Durch den Falscheintrag wurde von dem zutreffend erklärten Veräußerungsgewinn von 79.740 EUR ein “steuerfrei bleibender Veräußerungsgewinn” in gleicher Höhe abgezogen. Die Folge: Die Einkünfte aus der Veräußerung wurden mit 0 EUR berücksichtigt.

In einem Prüfhinweis wurde die vollumfängliche Prüfung des Falls – u. a. die Einkünfte aus der Anteilsveräußerung – angeordnet und auf die Prüfung bestimmter Prüfpunkte (u. a. Teileinkünfteverfahren) durch den Sachgebietsleiter hingewiesen.
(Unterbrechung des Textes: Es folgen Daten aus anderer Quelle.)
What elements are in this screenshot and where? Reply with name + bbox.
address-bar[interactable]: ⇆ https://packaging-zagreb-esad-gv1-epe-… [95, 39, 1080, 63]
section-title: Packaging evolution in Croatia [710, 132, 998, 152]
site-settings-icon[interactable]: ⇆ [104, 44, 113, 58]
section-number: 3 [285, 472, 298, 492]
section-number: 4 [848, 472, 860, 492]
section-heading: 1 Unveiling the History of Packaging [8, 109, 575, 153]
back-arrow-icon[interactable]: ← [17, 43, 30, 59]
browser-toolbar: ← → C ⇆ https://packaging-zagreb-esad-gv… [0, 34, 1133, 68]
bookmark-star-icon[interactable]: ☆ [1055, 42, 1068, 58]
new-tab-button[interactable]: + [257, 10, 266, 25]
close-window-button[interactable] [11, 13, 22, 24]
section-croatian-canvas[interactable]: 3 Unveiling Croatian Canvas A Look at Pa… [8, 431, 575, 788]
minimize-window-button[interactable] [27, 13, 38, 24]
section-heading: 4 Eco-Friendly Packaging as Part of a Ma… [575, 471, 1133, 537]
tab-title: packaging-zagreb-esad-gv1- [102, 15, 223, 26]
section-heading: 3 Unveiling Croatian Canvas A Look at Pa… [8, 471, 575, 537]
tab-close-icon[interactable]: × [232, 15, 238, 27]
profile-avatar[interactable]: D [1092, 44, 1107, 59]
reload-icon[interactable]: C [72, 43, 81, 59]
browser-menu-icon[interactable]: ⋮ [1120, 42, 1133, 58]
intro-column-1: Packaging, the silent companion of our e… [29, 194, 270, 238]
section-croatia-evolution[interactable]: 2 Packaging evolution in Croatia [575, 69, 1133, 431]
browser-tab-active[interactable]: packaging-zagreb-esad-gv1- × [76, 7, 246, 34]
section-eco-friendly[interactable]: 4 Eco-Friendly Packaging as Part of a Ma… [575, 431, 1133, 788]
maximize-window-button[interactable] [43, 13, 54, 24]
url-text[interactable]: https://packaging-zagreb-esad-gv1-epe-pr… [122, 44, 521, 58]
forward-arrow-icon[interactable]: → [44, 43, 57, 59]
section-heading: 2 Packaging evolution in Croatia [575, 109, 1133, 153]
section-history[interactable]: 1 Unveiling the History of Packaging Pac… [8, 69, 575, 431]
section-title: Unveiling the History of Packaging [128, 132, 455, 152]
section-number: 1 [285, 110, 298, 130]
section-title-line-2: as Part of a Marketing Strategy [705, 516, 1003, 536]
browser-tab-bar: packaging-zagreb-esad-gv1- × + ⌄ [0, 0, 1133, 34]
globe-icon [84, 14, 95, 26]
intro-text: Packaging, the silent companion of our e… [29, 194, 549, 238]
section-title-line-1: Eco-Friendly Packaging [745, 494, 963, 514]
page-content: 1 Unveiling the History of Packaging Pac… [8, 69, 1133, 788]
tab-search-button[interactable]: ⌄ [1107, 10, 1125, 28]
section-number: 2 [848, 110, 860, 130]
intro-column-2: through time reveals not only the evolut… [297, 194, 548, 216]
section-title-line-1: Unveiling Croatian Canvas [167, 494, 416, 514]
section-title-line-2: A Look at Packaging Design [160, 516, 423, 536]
Keine der 3 mit dem Fall befassten Stellen bemerkte den Falscheintrag.

Nachdem bei einer Außenprüfung der Fehler entdeckt worden war, erließ das Finanzamt wegen einer offenbaren Unrichtigkeit einen geänderten Bescheid. Diesem wurde der erklärte Veräußerungsgewinn von 79.740 EUR zugrunde gelegt. Die hiergegen gerichtete Klage wies das Finanzgericht ab, es ging von einem mechanischen Versehen aus.

Entscheidung
Der Bundesfinanzhof entschied, dass die Voraussetzungen für eine Bescheidänderung wegen einer offenbaren Unrichtigkeit nicht vorlagen. Offenbare Unrichtigkeiten sind mechanische Versehen (z. B. Schreibfehler, Rechenfehler, Eingabefehler, Übertragungsfehler). Dagegen schließen Fehler in der Rechtsanwendung (fehlerhafte Willensbildung, Auslegung oder Nichtanwendung einer Rechtsnorm, unrichtige Tatsachenwürdigung, unzutreffende Annahme eines in Wirklichkeit nicht vorliegenden Sachverhalts oder Fehler, die auf mangelnder Sachaufklärung bzw. Nichtbeachtung feststehender Tatsachen beruhen) die offenbare Unrichtigkeit aus. Die entsprechende Korrekturvorschrift ist daher nicht anwendbar, wenn auch nur die ernsthafte Möglichkeit besteht, dass die Nichtbeachtung einer feststehenden Tatsache in einer fehlerhaften Tatsachenwürdigung oder einem sonstigen sachverhaltsbezogenen Denk- oder Überlegungsfehler begründet ist oder auf mangelnder Sachverhaltsaufklärung beruht. Eine Berichtigung wegen einer offenbaren Unrichtigkeit ist somit ausgeschlossen, wenn das Finanzamt aufgrund eines Prüfhinweises den Fall überprüft hat, es im Rahmen dieser Überprüfung zu einer neuen Willensbildung der zuständigen Beamten gekommen ist und daher die Möglichkeit eines Rechtsirrtums nicht auszuschließen ist.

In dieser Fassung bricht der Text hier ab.